Fossils of a Gondwanaterian were first found in Argentina, followed by discoveries in Africa, India, the Antarctic Peninsula and Madagascar. At first, researchers thought they were related to the lazy, the ants, and the armadillo. But they stand alone, unrelated to anything alive today, “now it is known that they were part of a great evolutionary experiment, doing their thing, an experiment that failed and disappeared. [la época del] Eocene, about 45 million years ago, “said Krause.

If the “crazy beast” can be linked to anything, it is multituberculate, a group of extinct rodent-type mammals that lived on the northern continents, according to researchers.

Researchers attribute it to the evolution of an island’s isolated environment. And Madagascar has been an island for a long time. It separated from the Indian subcontinent 88 million years ago and has been alone ever since.

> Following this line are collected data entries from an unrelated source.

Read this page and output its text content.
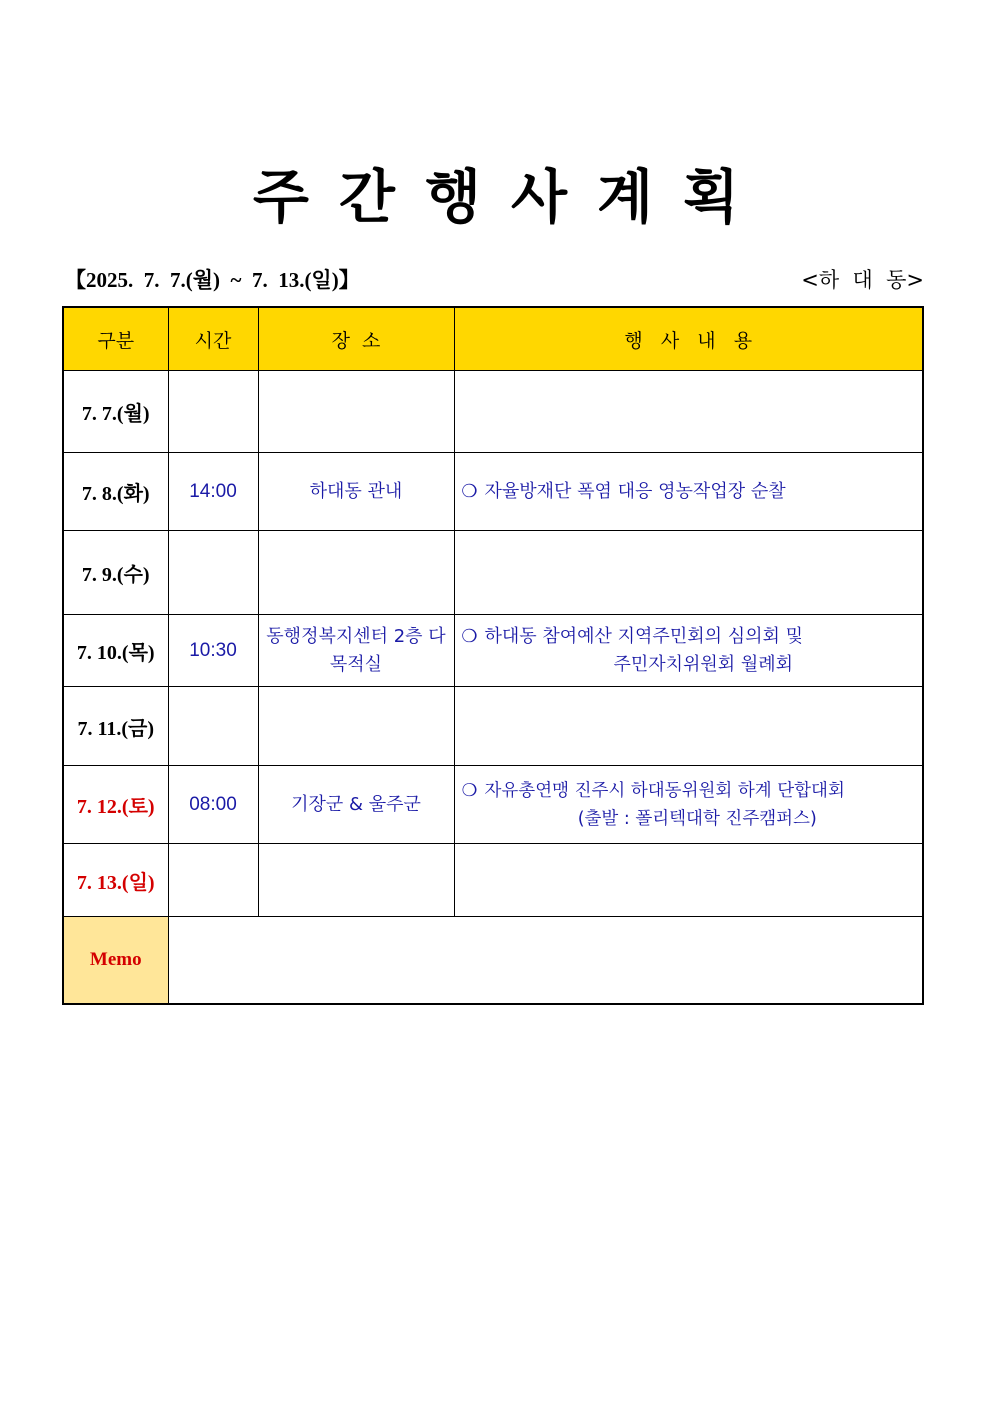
주간행사계획
【2025.  7.  7.(월)  ~  7.  13.(일)】	<하  대  동>
구분	시간	장  소	행   사   내   용
7. 7.(월)			
7. 8.(화)	14:00	하대동 관내	❍ 자율방재단 폭염 대응 영농작업장 순찰

7. 9.(수)			
7. 10.(목)	10:30	동행정복지센터 2층 다목적실	❍ 하대동 참여예산 지역주민회의 심의회 및
주민자치위원회 월례회

7. 11.(금)			
7. 12.(토)	08:00	기장군 & 울주군	❍ 자유총연맹 진주시 하대동위원회 하계 단합대회
(출발 : 폴리텍대학 진주캠퍼스)

7. 13.(일)			
Memo			
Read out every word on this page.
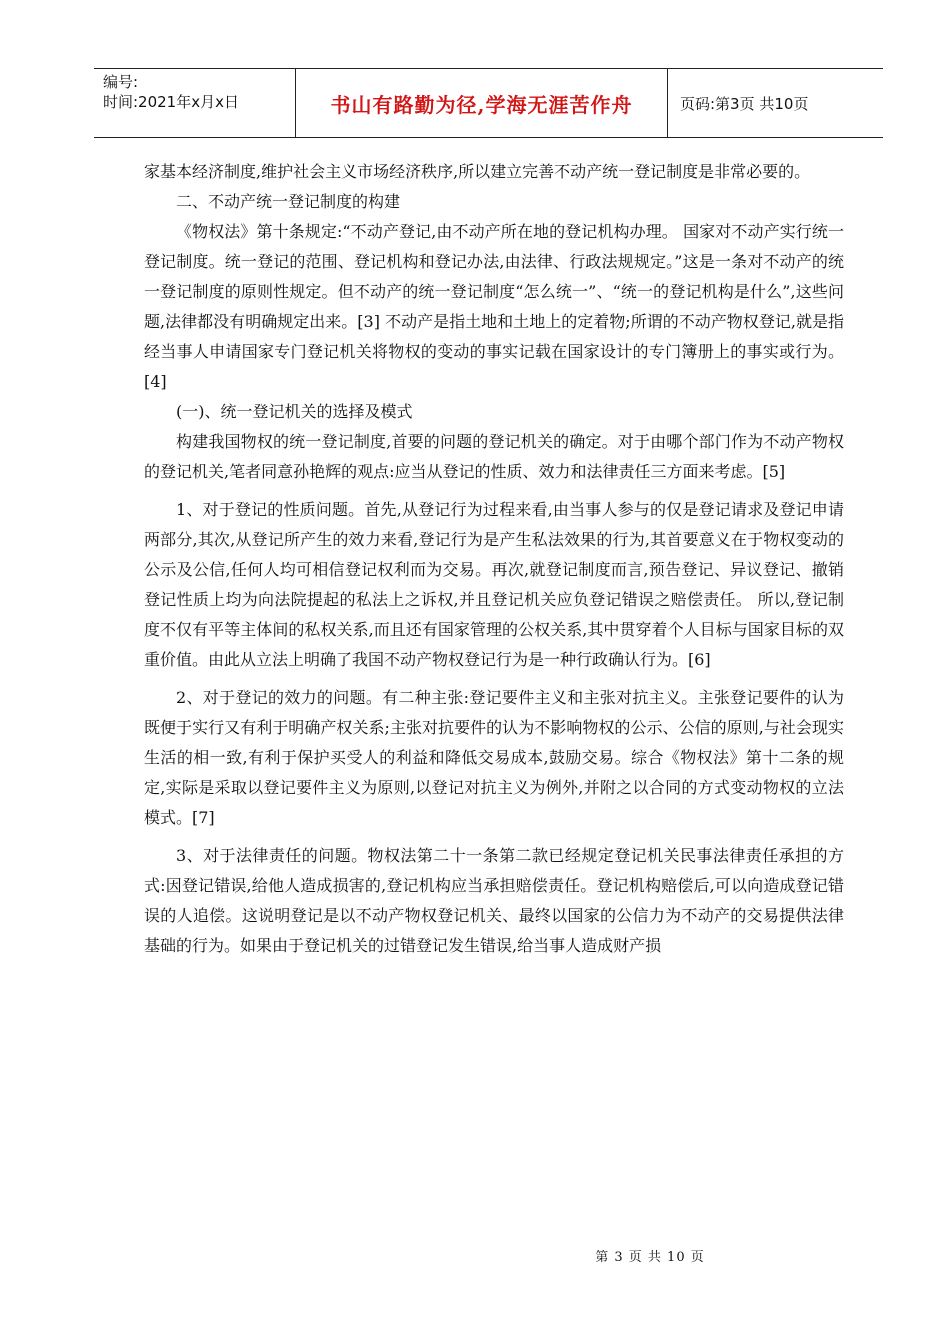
编号:
时间:2021年x月x日	书山有路勤为径,学海无涯苦作舟	页码:第3页 共10页

家基本经济制度,维护社会主义市场经济秩序,所以建立完善不动产统一登记制度是非常必要的。

二、不动产统一登记制度的构建

《物权法》第十条规定:“不动产登记,由不动产所在地的登记机构办理。 国家对不动产实行统一登记制度。统一登记的范围、登记机构和登记办法,由法律、行政法规规定。”这是一条对不动产的统一登记制度的原则性规定。但不动产的统一登记制度“怎么统一”、“统一的登记机构是什么”,这些问题,法律都没有明确规定出来。[3] 不动产是指土地和土地上的定着物;所谓的不动产物权登记,就是指经当事人申请国家专门登记机关将物权的变动的事实记载在国家设计的专门簿册上的事实或行为。[4]

(一)、统一登记机关的选择及模式

构建我国物权的统一登记制度,首要的问题的登记机关的确定。对于由哪个部门作为不动产物权的登记机关,笔者同意孙艳辉的观点:应当从登记的性质、效力和法律责任三方面来考虑。[5]

1、对于登记的性质问题。首先,从登记行为过程来看,由当事人参与的仅是登记请求及登记申请两部分,其次,从登记所产生的效力来看,登记行为是产生私法效果的行为,其首要意义在于物权变动的公示及公信,任何人均可相信登记权利而为交易。再次,就登记制度而言,预告登记、异议登记、撤销登记性质上均为向法院提起的私法上之诉权,并且登记机关应负登记错误之赔偿责任。 所以,登记制度不仅有平等主体间的私权关系,而且还有国家管理的公权关系,其中贯穿着个人目标与国家目标的双重价值。由此从立法上明确了我国不动产物权登记行为是一种行政确认行为。[6]

2、对于登记的效力的问题。有二种主张:登记要件主义和主张对抗主义。主张登记要件的认为既便于实行又有利于明确产权关系;主张对抗要件的认为不影响物权的公示、公信的原则,与社会现实生活的相一致,有利于保护买受人的利益和降低交易成本,鼓励交易。综合《物权法》第十二条的规定,实际是采取以登记要件主义为原则,以登记对抗主义为例外,并附之以合同的方式变动物权的立法模式。[7]

3、对于法律责任的问题。物权法第二十一条第二款已经规定登记机关民事法律责任承担的方式:因登记错误,给他人造成损害的,登记机构应当承担赔偿责任。登记机构赔偿后,可以向造成登记错误的人追偿。这说明登记是以不动产物权登记机关、最终以国家的公信力为不动产的交易提供法律基础的行为。如果由于登记机关的过错登记发生错误,给当事人造成财产损

第 3 页 共 10 页
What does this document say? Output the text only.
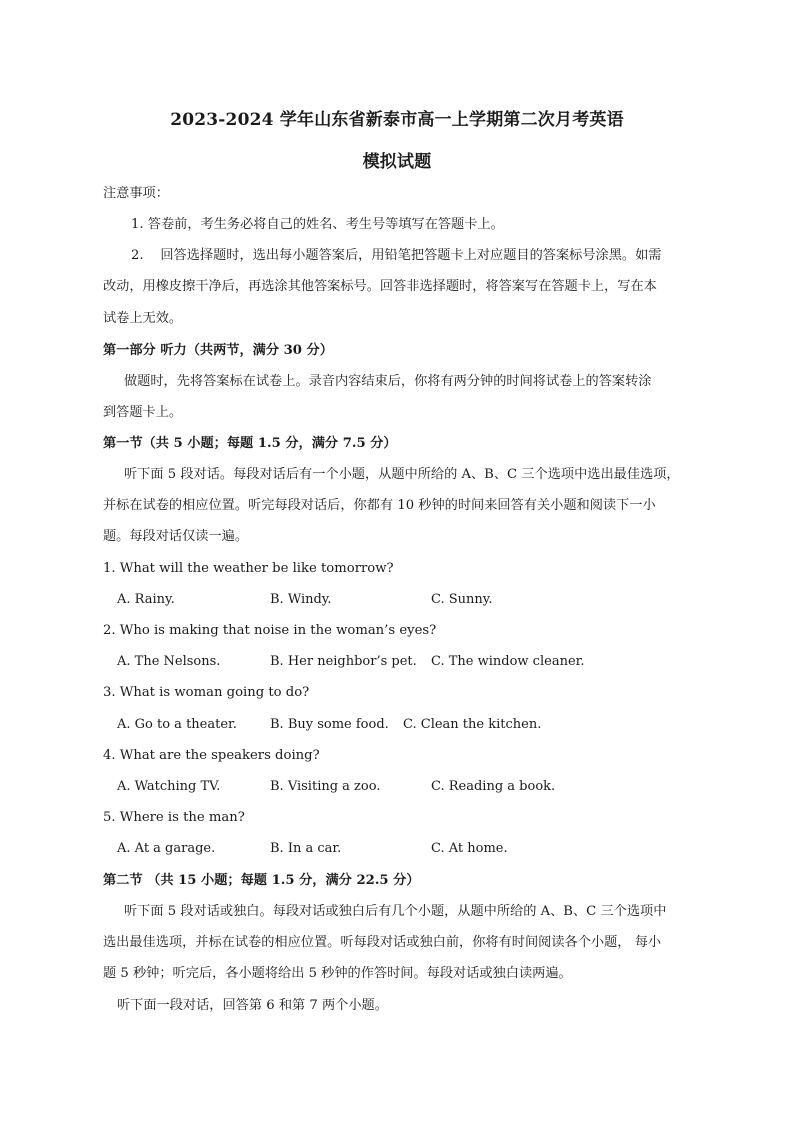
2023-2024 学年山东省新泰市高一上学期第二次月考英语
模拟试题
注意事项：
1. 答卷前，考生务必将自己的姓名、考生号等填写在答题卡上。
2.    回答选择题时，选出每小题答案后，用铅笔把答题卡上对应题目的答案标号涂黑。如需
改动，用橡皮擦干净后，再选涂其他答案标号。回答非选择题时，将答案写在答题卡上，写在本
试卷上无效。
第一部分 听力（共两节，满分 30 分）
做题时，先将答案标在试卷上。录音内容结束后，你将有两分钟的时间将试卷上的答案转涂
到答题卡上。
第一节（共 5 小题；每题 1.5 分，满分 7.5 分）
听下面 5 段对话。每段对话后有一个小题，从题中所给的 A、B、C 三个选项中选出最佳选项，
并标在试卷的相应位置。听完每段对话后，你都有 10 秒钟的时间来回答有关小题和阅读下一小
题。每段对话仅读一遍。
1. What will the weather be like tomorrow?
A. Rainy.	B. Windy.	C. Sunny.
2. Who is making that noise in the woman’s eyes?
A. The Nelsons.	B. Her neighbor’s pet. C. The window cleaner.
3. What is woman going to do?
A. Go to a theater.	B. Buy some food. C. Clean the kitchen.
4. What are the speakers doing?
A. Watching TV.	B. Visiting a zoo.	C. Reading a book.
5. Where is the man?
A. At a garage.	B. In a car.	C. At home.
第二节 （共 15 小题；每题 1.5 分，满分 22.5 分）
听下面 5 段对话或独白。每段对话或独白后有几个小题，从题中所给的 A、B、C 三个选项中
选出最佳选项，并标在试卷的相应位置。听每段对话或独白前，你将有时间阅读各个小题， 每小
题 5 秒钟；听完后，各小题将给出 5 秒钟的作答时间。每段对话或独白读两遍。
听下面一段对话，回答第 6 和第 7 两个小题。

This allowed Madagascar’s animals and dinosaurs, such as Adalatherium, “enough time to develop its many ridiculous features,” Krause said.

Krause’s team found other bizarre fossils in Madagascar, including a giant armored raptor named Beelzebufo, a short-nosed herbivorous crocodile named Simosuchus, and a deer-toothed dinosaur named Masiakasaurus.

“Madagascar is a rather strange place,” Krause said. Plants and animals are not known anywhere else in the world. The evolution on the islands leads to this in a certain sense. ‘

When animals move to isolated areas, such as islands, they face greater competition from both predators and food sources. This makes them grow in species that do not resemble the animals of the continent, including unusual shapes and sizes.

Researchers call it the “island rule”: small animals grow in size, a form of gigantism, while large mammals decrease in size.

Adalatherium probably disappeared along with the rest of the strange animals of Madagascar 66 million years ago, before the island’s population began again with native species, such as lemurs. But the discovery throws out information about the fascinating mammals that came before the ones we know today. And only more research and discoveries will fill the remaining gaps.

“Adalatherium is just one piece, but an important piece in a big puzzle about the early evolution of mammals in the southern hemisphere,” Krause remarked. “Unfortunately, most of the pieces are still missing.”